When Mr. Baylor was diagnosed with non-Hodgkins lymphoma, he knew very little about the disease. For three years, he went through peaks and valleys of remission and recurrence. In 2014, his doctor recommended a stem cell transplant for treatment. It was during that treatment that Mr. Baylor experienced something he will never forget.
From One Patient to Another
In the same treatment room with Mr. Baylor was another patient who was from Central Texas and had to travel to Dallas for treatment. The other patient was in a great deal of pain, and the medical team around him did everything possible to keep him comfortable. After both completed treatment, Mr. and Mrs. Baylor were waiting for their car and began a conversation with the other patient’s father, who was with him for support.
The patient’s father explained that his son would have to wait several more months for the second part of his treatment, because his son was a single parent and needed to head home to be with his children until the school semester ended.

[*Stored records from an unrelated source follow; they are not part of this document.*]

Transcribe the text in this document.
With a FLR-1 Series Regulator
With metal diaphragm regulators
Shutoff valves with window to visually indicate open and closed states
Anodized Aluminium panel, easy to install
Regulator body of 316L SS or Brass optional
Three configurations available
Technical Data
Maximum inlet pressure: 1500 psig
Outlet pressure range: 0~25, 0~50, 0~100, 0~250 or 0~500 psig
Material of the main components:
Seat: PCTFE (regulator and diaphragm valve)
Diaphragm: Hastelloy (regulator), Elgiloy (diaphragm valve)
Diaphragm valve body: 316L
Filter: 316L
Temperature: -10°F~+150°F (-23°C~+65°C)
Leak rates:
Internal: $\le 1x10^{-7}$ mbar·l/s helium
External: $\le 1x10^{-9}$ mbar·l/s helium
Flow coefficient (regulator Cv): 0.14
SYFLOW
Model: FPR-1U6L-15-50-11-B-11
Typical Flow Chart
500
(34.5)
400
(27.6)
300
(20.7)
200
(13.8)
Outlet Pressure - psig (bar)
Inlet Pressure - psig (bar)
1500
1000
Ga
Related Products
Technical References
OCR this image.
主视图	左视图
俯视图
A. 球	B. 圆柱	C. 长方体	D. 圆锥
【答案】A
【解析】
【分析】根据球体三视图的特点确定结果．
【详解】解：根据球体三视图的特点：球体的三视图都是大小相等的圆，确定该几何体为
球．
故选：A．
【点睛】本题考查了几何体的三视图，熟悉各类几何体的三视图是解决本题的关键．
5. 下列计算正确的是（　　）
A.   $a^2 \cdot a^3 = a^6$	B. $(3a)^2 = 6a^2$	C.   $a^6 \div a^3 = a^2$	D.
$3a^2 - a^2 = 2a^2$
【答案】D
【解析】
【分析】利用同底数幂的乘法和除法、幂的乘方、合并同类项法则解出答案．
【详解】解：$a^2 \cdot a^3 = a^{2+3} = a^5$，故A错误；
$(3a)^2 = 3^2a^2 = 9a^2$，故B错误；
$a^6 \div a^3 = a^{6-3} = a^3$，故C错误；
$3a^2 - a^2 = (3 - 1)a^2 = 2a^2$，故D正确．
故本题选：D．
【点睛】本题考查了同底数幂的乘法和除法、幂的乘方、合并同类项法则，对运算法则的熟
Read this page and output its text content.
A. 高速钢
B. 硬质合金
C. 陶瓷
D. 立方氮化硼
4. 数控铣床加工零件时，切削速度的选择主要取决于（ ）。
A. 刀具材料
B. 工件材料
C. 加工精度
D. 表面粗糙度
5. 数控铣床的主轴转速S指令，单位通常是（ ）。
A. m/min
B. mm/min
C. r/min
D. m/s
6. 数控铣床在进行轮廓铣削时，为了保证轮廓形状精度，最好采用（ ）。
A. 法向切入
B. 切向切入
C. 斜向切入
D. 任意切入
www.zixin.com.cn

“It really opened my eyes to what this journey is like for families who don’t have the same support network I have,” said Mr. Baylor. “I could go home and rest. He had to go home and be Dad.”
The Baylors, who are a warm, humble, and generous pair, hope that their planned gifts will one day change the story for patients like the young man who shared Mr. Baylor’s hospital room. Benefitting medical research at UT Southwestern, their donations could one day support discovery of better treatments and better outcomes for everyone.
Marsha and Michael Baylor have been tremendously dedicated donors and volunteers furthering needed work in cancer research and patient care for many years. It is truly heartwarming to see the many lives they directly touch and inspire through their philanthropic giving and Marsha’s work as a Reach to Recovery volunteer.
Kathleen M. Gibson, President and CEO, Southwestern Medical Foundation
The Baylors have supported Southwestern Medical Foundation since 2005, making contributions to the George N. Peters, M.D. Center for Breast Surgery, the Beth F. Kahn Roots and Wings Fund for Brain Cancer Research, and the Fund for Transplant Services. They also established the Marsha H. and Michael R. Baylor Fund in 2015 in support of cancer research at UT Southwestern.